/vrkn

Primary LanguagePythonMIT LicenseMIT

On Uncertainty in Deep State Space Models for Model-Based Reinforcement Learning

This repository contains the code for the paper On Uncertainty in Deep State Space Models for Model-Based Reinforcement Learning by Philipp Becker and Gerhard Neumann published in TMLR, October 2022.

Correspondence to philipp.becker@kit.edu (or open an issue if it is regarding the code)

Setup

Tested with:

  • Python 3.10
  • torch 1.12.1 (with CUDA 11.6)
  • gym 0.26.2
  • dm_control 1.0.7

also needs:

  • imageio/imageio-ffmpeg

For full conda envrionment setup see requirements.txt.

General Code Structure

  • envs: Wrapper around the Deep Mind Control suite, including the used modifications for the experiments (occlusions, missing observations, sensor fusion)
  • experiments: scripts for running the experiments (see "Running Experiments" below)
  • ssm_mbrl
    • mbrl: General Model Based RL functionality for agents based on the cross-entropy method (cem, i.e. PlaNet) and based on latent actor-value (av, i.e. Dreamer) training
    • rssm: Implementation of the Recurrent State Space Model from (Hafner et al, 2019) and baseline models.
    • vrkn: Implementation of the Variational Recurrent Kalman Network.

Running Experiments

The experiments can be run with the scripts in the experiments folder, actor_value for Dreamer agents, and cross_entropy_method for PlaNet agents. The configs can be directly adapted in the scripts.

Evaluation of the Effect of Epistemic Uncertainty on Different Smoothing Architectures (Section 4.1 in paper)

In the rssm scripts set

  • model_config.transition.type = "r_rssm" and model_config.smoothing_rssm = False for original RSSM
  • model_config.transition.type = "r_rssm" and model_config.smoothing_rssm = True for Smooth RSSM
  • model_config.transition.type = "mcd_r_rssm" and model_config.smoothing_rssm = False for MCD RSSM
  • model_config.transition.type = "mcd_r_rssm" and model_config.smoothing_rssm = True for Smooth MCD-RSSM

In the vrkn scripts set

  • model_config.transition.type = "vrkn" for VRKN
  • model_config.transition.type = "vrkn_no_mcd" for VRKN without epistemic uncertainty (VRKN (no MCD))

Evaluation on Tasks where Aleatoric Uncertainty Matters (Section 4.2 in paper)

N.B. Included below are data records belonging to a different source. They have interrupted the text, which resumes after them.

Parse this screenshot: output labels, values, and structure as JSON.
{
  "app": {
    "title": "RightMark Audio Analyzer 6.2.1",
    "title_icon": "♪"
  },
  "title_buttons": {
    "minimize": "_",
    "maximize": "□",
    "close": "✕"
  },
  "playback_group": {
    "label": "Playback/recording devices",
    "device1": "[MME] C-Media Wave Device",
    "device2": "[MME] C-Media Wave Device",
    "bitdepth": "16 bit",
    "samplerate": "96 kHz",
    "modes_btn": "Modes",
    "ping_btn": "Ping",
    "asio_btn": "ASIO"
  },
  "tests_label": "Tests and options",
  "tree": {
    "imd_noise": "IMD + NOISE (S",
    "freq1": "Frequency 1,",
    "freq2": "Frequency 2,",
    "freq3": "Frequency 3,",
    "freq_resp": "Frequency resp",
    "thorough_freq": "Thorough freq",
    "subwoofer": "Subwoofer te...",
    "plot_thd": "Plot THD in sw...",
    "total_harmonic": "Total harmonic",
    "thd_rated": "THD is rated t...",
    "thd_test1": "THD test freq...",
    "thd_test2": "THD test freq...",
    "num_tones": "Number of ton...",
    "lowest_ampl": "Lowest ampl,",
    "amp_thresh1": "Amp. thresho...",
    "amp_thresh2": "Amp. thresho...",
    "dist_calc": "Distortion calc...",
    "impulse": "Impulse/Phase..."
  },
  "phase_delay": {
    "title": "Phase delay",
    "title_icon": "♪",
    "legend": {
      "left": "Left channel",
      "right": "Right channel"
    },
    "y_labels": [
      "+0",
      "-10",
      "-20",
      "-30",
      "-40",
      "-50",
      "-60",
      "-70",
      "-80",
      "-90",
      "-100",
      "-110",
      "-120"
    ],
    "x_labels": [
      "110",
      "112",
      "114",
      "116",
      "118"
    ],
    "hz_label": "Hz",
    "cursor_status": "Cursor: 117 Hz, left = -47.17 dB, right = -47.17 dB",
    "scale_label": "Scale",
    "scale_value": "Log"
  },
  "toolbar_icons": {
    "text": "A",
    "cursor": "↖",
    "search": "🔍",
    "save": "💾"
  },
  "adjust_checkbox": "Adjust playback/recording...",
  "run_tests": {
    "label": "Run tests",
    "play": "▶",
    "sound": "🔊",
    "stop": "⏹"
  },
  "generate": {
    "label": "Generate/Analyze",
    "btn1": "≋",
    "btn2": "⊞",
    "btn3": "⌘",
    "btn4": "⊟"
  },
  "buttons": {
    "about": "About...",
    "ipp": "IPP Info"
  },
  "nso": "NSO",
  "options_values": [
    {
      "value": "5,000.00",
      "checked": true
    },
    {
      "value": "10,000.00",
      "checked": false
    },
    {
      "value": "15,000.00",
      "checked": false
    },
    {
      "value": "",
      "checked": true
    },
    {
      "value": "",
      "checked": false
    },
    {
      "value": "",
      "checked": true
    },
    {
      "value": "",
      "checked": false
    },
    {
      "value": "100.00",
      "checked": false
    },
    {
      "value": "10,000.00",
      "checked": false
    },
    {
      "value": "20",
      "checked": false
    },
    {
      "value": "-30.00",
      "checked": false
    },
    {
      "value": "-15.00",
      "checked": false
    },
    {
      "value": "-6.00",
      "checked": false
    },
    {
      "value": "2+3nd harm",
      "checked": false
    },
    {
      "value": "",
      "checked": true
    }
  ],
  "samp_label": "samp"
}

In all scripts you can adapt the configuration of the environment accordingly. The transition noise can be setup with env_config.transition_noise_std. For the different observation types use:

Occlusions: set env_config.occluded = True and env_config.occlusion_type = "walls" or env_config.occlusion_type = "disks"

The occlusions are prerendered and can be found here https://drive.google.com/drive/folders/112N4_gr6XiYCWdKxC0S9fHH0BuC2fb1P?usp=sharing and need to be placed in the envs/occlusion_data folder (alternatively, edit the path in envs/env_factory.py).

Missing Observations: set env_config.subsample_img_freq = True

Sensor Fusion: env_config.obs_tpye="img_pro_pos" (i.e., image and proprioceptive position) and env_config.subsample_img_freq = True

Few Notes Regarding Configuration and Logging

To reduce dependencies, configuration and logging is currently very primitive

Configuration is done directly in the scripts but can be easily extended with tools like hydra or argparse

Logging: The iterate function returns a log_dict with all metrics which are printed. You can also use it for your favorite logging tool.